A l’heure où j’écris, les gogos se précipitent pour départager les deux pitres résiduels de la très primaire socialiste. Je me fiche bien de qui, de la mégère inapprivoisable ou du petit clerc, sera le représentant de la Peste. De toute façon, ce sont les deux faces de la même pièce, l’un ne va pas sans l’autre et tous les deux représentent la décadence programmée. Tout ce que je souhaite, c’est qu’il y ait beaucoup moins d’imbéciles à se déplacer que dimanche dernier : il fait beau, que l’on aille se balader plutôt que de jouer le jeu hypocrite des « primaires ».

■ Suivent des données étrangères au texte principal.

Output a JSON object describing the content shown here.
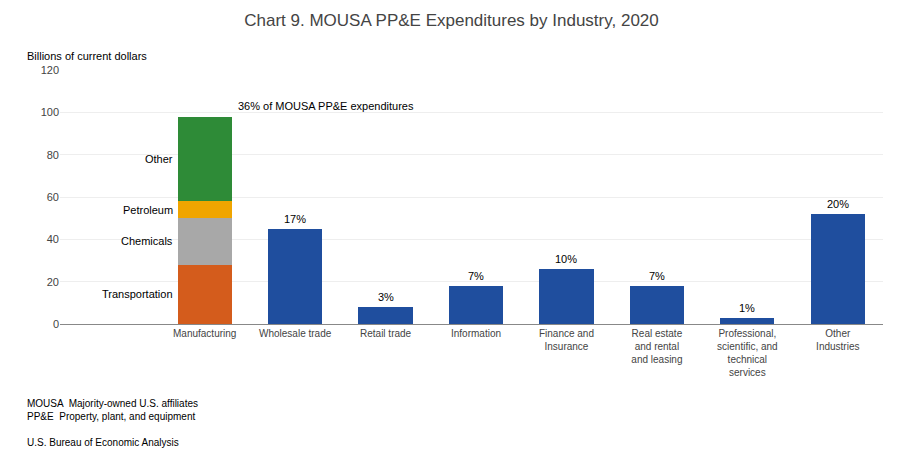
{
  "chart_data": {
    "type": "bar",
    "stacked": true,
    "title": "Chart 9. MOUSA PP&E Expenditures by Industry, 2020",
    "ylabel": "Billions of current dollars",
    "categories": [
      "Manufacturing",
      "Wholesale trade",
      "Retail trade",
      "Information",
      "Finance and\nInsurance",
      "Real estate\nand rental\nand leasing",
      "Professional,\nscientific, and\ntechnical\nservices",
      "Other\nIndustries"
    ],
    "series": [
      {
        "name": "Transportation",
        "color": "#D45C1C",
        "values": [
          28,
          null,
          null,
          null,
          null,
          null,
          null,
          null
        ]
      },
      {
        "name": "Chemicals",
        "color": "#A8A8A8",
        "values": [
          22,
          null,
          null,
          null,
          null,
          null,
          null,
          null
        ]
      },
      {
        "name": "Petroleum",
        "color": "#F0A500",
        "values": [
          8,
          null,
          null,
          null,
          null,
          null,
          null,
          null
        ]
      },
      {
        "name": "Other",
        "color": "#2E8B37",
        "values": [
          40,
          null,
          null,
          null,
          null,
          null,
          null,
          null
        ]
      },
      {
        "color": "#1F4E9E",
        "values": [
          null,
          45,
          8,
          18,
          26,
          18,
          3,
          52
        ],
        "share_labels": [
          null,
          "17%",
          "3%",
          "7%",
          "10%",
          "7%",
          "1%",
          "20%"
        ]
      }
    ],
    "annotation": "36% of MOUSA PP&E expenditures",
    "footnotes": [
      "MOUSA  Majority-owned U.S. affiliates",
      "PP&E  Property, plant, and equipment"
    ],
    "source": "U.S. Bureau of Economic Analysis",
    "ylim": [
      0,
      120
    ],
    "yticks": [
      0,
      20,
      40,
      60,
      80,
      100,
      120
    ],
    "grid": true
  }
}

Il y en a des qui déjà se croient dans la cité radieuse du tout-socialisme et fabriquent leur plan de carrière dans la perspective du triomphe des adeptes de l’officine fasciste Terra Nova. Les médias accréditent cette thèse : les médiastres ont depuis longtemps choisi leur camp. Mais il y a loin de la coupe aux lèvres. L’ascension de l’Arturo Ui qui sera offert ce soir à l’adoration des naïfs est très résistible. Alors résistons. Et commençons par les ridiculiser. Comment ?

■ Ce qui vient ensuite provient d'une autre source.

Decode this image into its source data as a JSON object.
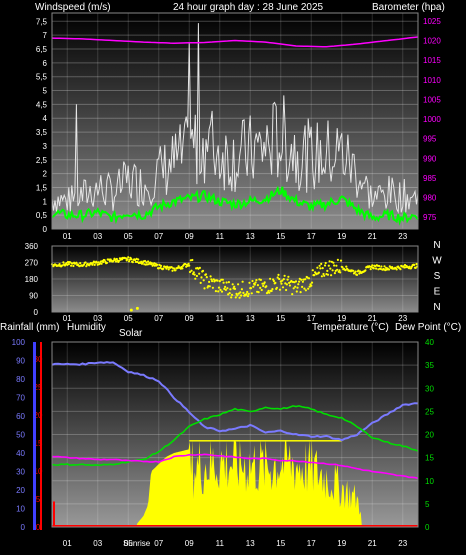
{
  "header": {
    "left": "Windspeed (m/s)",
    "center": "24 hour graph day : 28 June 2025",
    "right": "Barometer (hpa)"
  },
  "colors": {
    "wind_gust": "#e6e6e6",
    "wind_avg": "#00ff00",
    "barometer": "#ff00ff",
    "direction": "#ffff00",
    "humidity": "#7a7aff",
    "temperature": "#00dd00",
    "dew_point": "#ff00ff",
    "solar": "#ffff00",
    "rainfall": "#ff0000",
    "left_axis_bar": "#4040ff",
    "rain_axis_bar": "#ff0000"
  },
  "chart_data": [
    {
      "type": "line",
      "name": "wind",
      "x_ticks": [
        "01",
        "03",
        "05",
        "07",
        "09",
        "11",
        "13",
        "15",
        "17",
        "19",
        "21",
        "23"
      ],
      "y_left_ticks": [
        "0",
        "0,5",
        "1",
        "1,5",
        "2",
        "2,5",
        "3",
        "3,5",
        "4",
        "4,5",
        "5",
        "5,5",
        "6",
        "6,5",
        "7",
        "7,5"
      ],
      "y_right_ticks": [
        "975",
        "980",
        "985",
        "990",
        "995",
        "1000",
        "1005",
        "1010",
        "1015",
        "1020",
        "1025"
      ],
      "ylim_left": [
        0,
        7.8
      ],
      "ylim_right": [
        972,
        1027
      ],
      "barometer_hours": [
        0,
        2,
        4,
        6,
        8,
        10,
        12,
        14,
        16,
        18,
        20,
        22,
        24
      ],
      "barometer": [
        1020.6,
        1020.4,
        1020.0,
        1019.6,
        1019.3,
        1019.5,
        1020.0,
        1019.6,
        1018.6,
        1018.4,
        1019.1,
        1020.0,
        1020.9
      ],
      "wind_avg_hours": [
        0,
        1,
        2,
        3,
        4,
        5,
        6,
        7,
        8,
        9,
        10,
        11,
        12,
        13,
        14,
        15,
        16,
        17,
        18,
        19,
        20,
        21,
        22,
        23,
        24
      ],
      "wind_avg": [
        0.6,
        0.5,
        0.5,
        0.6,
        0.4,
        0.6,
        0.5,
        0.8,
        1.0,
        1.1,
        1.2,
        1.0,
        0.9,
        1.0,
        1.1,
        1.4,
        1.0,
        0.8,
        0.9,
        1.1,
        0.7,
        0.4,
        0.5,
        0.4,
        0.5
      ],
      "wind_gust_hours": [
        0,
        1,
        2,
        3,
        4,
        5,
        6,
        7,
        8,
        9,
        10,
        11,
        12,
        13,
        14,
        15,
        16,
        17,
        18,
        19,
        20,
        21,
        22,
        23,
        24
      ],
      "wind_gust": [
        1.2,
        1.1,
        1.3,
        1.6,
        1.4,
        1.9,
        1.7,
        2.2,
        2.6,
        3.0,
        3.5,
        3.0,
        2.8,
        3.0,
        3.2,
        3.6,
        3.1,
        2.8,
        2.9,
        3.0,
        2.2,
        1.2,
        1.4,
        1.3,
        1.2
      ]
    },
    {
      "type": "scatter",
      "name": "wind_direction",
      "x_ticks": [
        "01",
        "03",
        "05",
        "07",
        "09",
        "11",
        "13",
        "15",
        "17",
        "19",
        "21",
        "23"
      ],
      "y_ticks": [
        "360",
        "270",
        "180",
        "90",
        "0"
      ],
      "compass": [
        "N",
        "W",
        "S",
        "E",
        "N"
      ],
      "ylim": [
        0,
        360
      ],
      "hours": [
        0,
        1,
        2,
        3,
        4,
        5,
        6,
        7,
        8,
        9,
        10,
        11,
        12,
        13,
        14,
        15,
        16,
        17,
        18,
        19,
        20,
        21,
        22,
        23,
        24
      ],
      "degrees": [
        255,
        262,
        258,
        268,
        282,
        288,
        272,
        248,
        232,
        262,
        172,
        142,
        118,
        128,
        138,
        168,
        132,
        178,
        242,
        248,
        212,
        248,
        238,
        245,
        252
      ]
    },
    {
      "type": "area",
      "name": "climate",
      "labels": {
        "rainfall": "Rainfall (mm)",
        "humidity": "Humidity",
        "solar": "Solar",
        "temperature": "Temperature (°C)",
        "dew_point": "Dew Point (°C)",
        "sunrise": "Sunrise"
      },
      "x_ticks": [
        "01",
        "03",
        "05",
        "07",
        "09",
        "11",
        "13",
        "15",
        "17",
        "19",
        "21",
        "23"
      ],
      "humidity_ticks": [
        "0",
        "10",
        "20",
        "30",
        "40",
        "50",
        "60",
        "70",
        "80",
        "90",
        "100"
      ],
      "rain_ticks": [
        "0",
        "5",
        "10",
        "15",
        "20",
        "25",
        "30"
      ],
      "temp_ticks": [
        "0",
        "5",
        "10",
        "15",
        "20",
        "25",
        "30",
        "35",
        "40"
      ],
      "sunrise_hour": 5.55,
      "humidity_ylim": [
        0,
        100
      ],
      "temp_ylim": [
        0,
        40
      ],
      "hours": [
        0,
        1,
        2,
        3,
        4,
        5,
        6,
        7,
        8,
        9,
        10,
        11,
        12,
        13,
        14,
        15,
        16,
        17,
        18,
        19,
        20,
        21,
        22,
        23,
        24
      ],
      "humidity": [
        88,
        88,
        88,
        89,
        89,
        84,
        82,
        79,
        70,
        62,
        54,
        52,
        53,
        55,
        51,
        52,
        50,
        49,
        49,
        47,
        50,
        56,
        61,
        66,
        67
      ],
      "temperature": [
        13.5,
        13.5,
        13.5,
        13.3,
        13.6,
        14.1,
        14.6,
        16.3,
        18.8,
        21.7,
        23.3,
        24.3,
        25.5,
        24.9,
        25.9,
        25.5,
        26.2,
        25.5,
        24.3,
        23.6,
        21.7,
        19.4,
        18.3,
        17.5,
        16.5
      ],
      "dew_point": [
        15.3,
        15.0,
        14.8,
        14.6,
        14.6,
        14.3,
        14.2,
        14.1,
        15.2,
        15.6,
        15.7,
        15.4,
        15.1,
        14.8,
        14.8,
        14.4,
        14.3,
        14.0,
        13.7,
        13.3,
        12.6,
        12.0,
        11.5,
        11.0,
        10.6
      ],
      "solar_hours": [
        0,
        5.5,
        5.6,
        6.0,
        6.3,
        6.5,
        7.0,
        7.5,
        8.0,
        9.0,
        10.0,
        11.0,
        12.0,
        13.0,
        14.0,
        15.0,
        16.0,
        17.0,
        18.0,
        19.0,
        19.5,
        20.0,
        20.2,
        20.3,
        24
      ],
      "solar_pct": [
        0,
        0,
        2,
        6,
        12,
        30,
        34,
        38,
        40,
        42,
        45,
        47,
        46,
        45,
        43,
        47,
        45,
        42,
        36,
        28,
        24,
        20,
        14,
        0,
        0
      ],
      "rainfall": [
        0,
        0,
        0,
        0,
        0,
        0,
        0,
        0,
        0,
        0,
        0,
        0,
        0,
        0,
        0,
        0,
        0,
        0,
        0,
        0,
        0,
        0,
        0,
        0,
        0
      ],
      "rain_mark": 4.6
    }
  ]
}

Premièrement, selon une technique préconisée par Vautrin, en détournant leur campagne d’affichage. Ils souillent les murs ? Moquons-nous d’eux. Technique : suivre en catimini leurs colleurs d’affiches, attendre qu’ils s’éloignent. Tant que la colle n’est pas sèche, décoller avec délicatesse l’affiche propagandiste, et la recoller sur une affiche déjà repérée où l’apparentement des deux provoquera le rire du spectateur. Exemple ci-contre (les auteurs du détournement sont inconnus de notre Camorra, si ça se trouve c’est l’oeuvre d’un aubryiste éméché). Attention, prudence : les colleurs deviennent méfiants et sont parfois couverts par des nervis peu recommandables. Les communistes avaient jadis la sale habitude de mêler des débris coupants à la colle, rendant délicat le décollage. Mais les patriotes qui ont envie de s’amuser peuvent réussir. Eviter, toutefois, les affrontements manu militari : les pôvres socialistes pourraient arriver à se faire passer pour des victimes auprès des chats-fourrés.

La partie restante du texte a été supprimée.